Dnscrypt proxy here, at least I was until it started fucking about on xubuntu
Tried the autoinstall script but that is a plain fail
Shit needs some proper package maintainers

>>53759154
>If Mallory has access to the parent's key, it easily could. You need some level of access to the parent's key to be able to register domains at all. A system can't work if you cannot use it.
But Mallory wouldn't, unless you don't trust the parent TLD.

>This is just X.509 in disguise. As soon as you give the power to register new certificates to a CA, anybody who infiltrates or controls the CA can use it to forge new certificates.
This is always the case in a hierarchical trust model, not X.509 specifically (just characteristically).

>There's no fundamental way around this limitation. The moment you trust a third party to verify your authenticity, you've given power over your authenticity to said third party.
I understand your concern, but this the trust model itself you have a problem with. Though, a fully distributed peer to peer system such as NameCoin has other issues, like an fast growing blockchain, or a majority in computational power.

My domains have it but I have no idea what it is.

>>53841949
There are already packages for Ubuntu, though: http://packages.ubuntu.com/search?suite=all&searchon=names&keywords=dnscrypt

>>53841985
DNSSEC adds cryptographic security to thwart tampering, forgery, or impersonation attacks. Authoritative name servers do so by using asymmetrical cryptography to sign their complete RRsets for which they are authoritative.

In short, when you want to resolve example.net, your resolving name server checks the added signatures (RRSIGs) to see if the response of the authoritative name server has not been tampered with.

>>53841985
Then start using it. :-)

Already got TLSA RRs for my web server, and I just added HPKP. This is a little out of scope and not really related to DNS, but which certificates should I pin? I'm currently pinning my root CA cert, the intermediate CA cert, and my own cert.

I used dnscrypt for maybe a month. Then I realized it slowed my lookup times to a crawl,and completely fucked over my ping while playing games.(Normally around 35 ping, was at 300+)

This is considering I used the closest server they had. oh well

>>53843472
Then your problem is not DNSCrypt itself. A lookup is done once and gets cached for future lookups. A latency of 300 is not explained by using DNSCrypt, because all traffic is sent directly to the server which name you just resolved.

>>53843390
I'm less experienced with HPKP, but I think that depends on you. You should only pin certificates in your chain that you fully trust, which you most likely do already because otherwise you wouldn't have a CA sign your certificate in the first place. X.509 is a hierarchical trust model anyway, so this makes sense.

>>53842010
Which are broken and don't install properly and don't even uninstall properly

>>53844666
That sucks, you sure? I wouldn't know since I don't use Ubuntu myself. I'd suggest to submit a bug report.

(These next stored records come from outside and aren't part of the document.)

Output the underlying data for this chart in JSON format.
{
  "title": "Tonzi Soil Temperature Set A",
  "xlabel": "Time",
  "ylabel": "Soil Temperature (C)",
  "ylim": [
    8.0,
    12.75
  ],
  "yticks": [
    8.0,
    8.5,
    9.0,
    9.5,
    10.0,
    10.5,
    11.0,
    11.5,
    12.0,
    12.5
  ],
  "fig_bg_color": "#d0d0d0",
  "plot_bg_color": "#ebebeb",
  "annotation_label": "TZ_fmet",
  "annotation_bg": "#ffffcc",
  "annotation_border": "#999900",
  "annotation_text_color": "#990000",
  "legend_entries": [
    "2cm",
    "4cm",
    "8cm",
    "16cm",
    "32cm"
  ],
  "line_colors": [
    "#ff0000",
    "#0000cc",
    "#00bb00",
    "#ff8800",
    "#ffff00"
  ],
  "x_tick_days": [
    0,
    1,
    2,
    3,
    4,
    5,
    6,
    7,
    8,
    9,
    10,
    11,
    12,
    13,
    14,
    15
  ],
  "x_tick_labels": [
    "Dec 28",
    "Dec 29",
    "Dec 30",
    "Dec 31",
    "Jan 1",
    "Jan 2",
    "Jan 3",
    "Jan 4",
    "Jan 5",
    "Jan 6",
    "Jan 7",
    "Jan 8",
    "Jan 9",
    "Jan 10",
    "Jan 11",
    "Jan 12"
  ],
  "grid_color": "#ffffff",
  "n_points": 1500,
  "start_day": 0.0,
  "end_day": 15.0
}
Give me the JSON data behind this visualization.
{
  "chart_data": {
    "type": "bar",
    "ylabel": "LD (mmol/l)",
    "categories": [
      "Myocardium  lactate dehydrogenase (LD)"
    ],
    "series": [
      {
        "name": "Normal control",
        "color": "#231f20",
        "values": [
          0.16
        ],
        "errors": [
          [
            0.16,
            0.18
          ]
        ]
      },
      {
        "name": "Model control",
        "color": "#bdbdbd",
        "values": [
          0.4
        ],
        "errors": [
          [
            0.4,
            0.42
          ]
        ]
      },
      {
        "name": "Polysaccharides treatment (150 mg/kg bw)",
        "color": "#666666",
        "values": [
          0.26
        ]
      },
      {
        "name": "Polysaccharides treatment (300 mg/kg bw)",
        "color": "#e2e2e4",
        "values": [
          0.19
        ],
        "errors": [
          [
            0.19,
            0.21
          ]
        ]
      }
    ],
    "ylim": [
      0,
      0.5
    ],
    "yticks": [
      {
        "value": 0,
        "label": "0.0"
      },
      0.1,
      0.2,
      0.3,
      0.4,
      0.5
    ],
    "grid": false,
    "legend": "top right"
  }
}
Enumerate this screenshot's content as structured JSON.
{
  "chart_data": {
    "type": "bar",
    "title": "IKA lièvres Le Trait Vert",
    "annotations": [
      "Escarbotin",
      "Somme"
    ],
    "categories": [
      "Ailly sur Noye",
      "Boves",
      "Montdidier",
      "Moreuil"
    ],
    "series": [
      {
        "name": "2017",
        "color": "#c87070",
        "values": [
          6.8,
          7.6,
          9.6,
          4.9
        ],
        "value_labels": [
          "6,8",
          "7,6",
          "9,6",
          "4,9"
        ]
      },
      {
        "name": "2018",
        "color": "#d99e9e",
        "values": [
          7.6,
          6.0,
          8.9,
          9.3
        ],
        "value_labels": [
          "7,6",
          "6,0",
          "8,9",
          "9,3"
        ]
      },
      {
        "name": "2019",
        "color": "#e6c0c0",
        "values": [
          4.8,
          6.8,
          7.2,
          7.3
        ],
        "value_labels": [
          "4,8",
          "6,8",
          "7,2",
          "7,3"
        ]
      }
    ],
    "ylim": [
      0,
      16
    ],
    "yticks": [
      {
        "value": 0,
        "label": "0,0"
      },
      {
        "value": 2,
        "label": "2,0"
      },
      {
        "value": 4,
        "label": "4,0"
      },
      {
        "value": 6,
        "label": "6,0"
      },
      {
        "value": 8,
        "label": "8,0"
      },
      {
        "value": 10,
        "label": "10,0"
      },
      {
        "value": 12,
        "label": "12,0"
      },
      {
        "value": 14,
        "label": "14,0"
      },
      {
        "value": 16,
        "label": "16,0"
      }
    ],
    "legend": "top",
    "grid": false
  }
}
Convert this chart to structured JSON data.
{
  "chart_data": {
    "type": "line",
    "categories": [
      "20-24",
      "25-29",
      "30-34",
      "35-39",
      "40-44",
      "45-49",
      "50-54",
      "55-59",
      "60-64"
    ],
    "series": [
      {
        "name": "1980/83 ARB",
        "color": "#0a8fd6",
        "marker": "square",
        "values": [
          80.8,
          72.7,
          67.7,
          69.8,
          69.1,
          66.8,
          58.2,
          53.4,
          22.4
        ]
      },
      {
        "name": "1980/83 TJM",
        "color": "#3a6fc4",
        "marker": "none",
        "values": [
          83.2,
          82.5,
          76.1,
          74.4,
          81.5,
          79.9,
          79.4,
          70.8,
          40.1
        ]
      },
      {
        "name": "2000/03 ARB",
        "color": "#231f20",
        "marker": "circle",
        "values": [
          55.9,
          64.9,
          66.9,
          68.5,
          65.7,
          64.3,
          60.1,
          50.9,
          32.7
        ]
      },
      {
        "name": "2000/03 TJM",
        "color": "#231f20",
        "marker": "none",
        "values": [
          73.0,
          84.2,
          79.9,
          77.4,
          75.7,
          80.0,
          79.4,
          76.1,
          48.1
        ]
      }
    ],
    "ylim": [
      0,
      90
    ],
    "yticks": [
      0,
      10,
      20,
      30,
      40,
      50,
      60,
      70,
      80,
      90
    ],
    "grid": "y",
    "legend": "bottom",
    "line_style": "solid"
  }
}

I use hardened unbound + 2 instances of DNScrypt for redundancy

don't want any semi competent mitm to see that I visit 4chang

>>53844727
I did but no one took any fucking notice. Just hope Jedi sct1 or whatever that faggot's name is will fix up a good version, I don't even mind compiling my own as long as it doesn't dick around

>>53846886
If the package doesn't work as expected, the package maintainer from Ubuntu (or Debian) may have made a mistake. If it doesn't work after successful compiling the source code directly, then the developer might have messed up.

So have you compiled the source code and tested that one as well? If it works, update your bug report. If it doesn't, open a new bug report but this time on the developer's GitHub.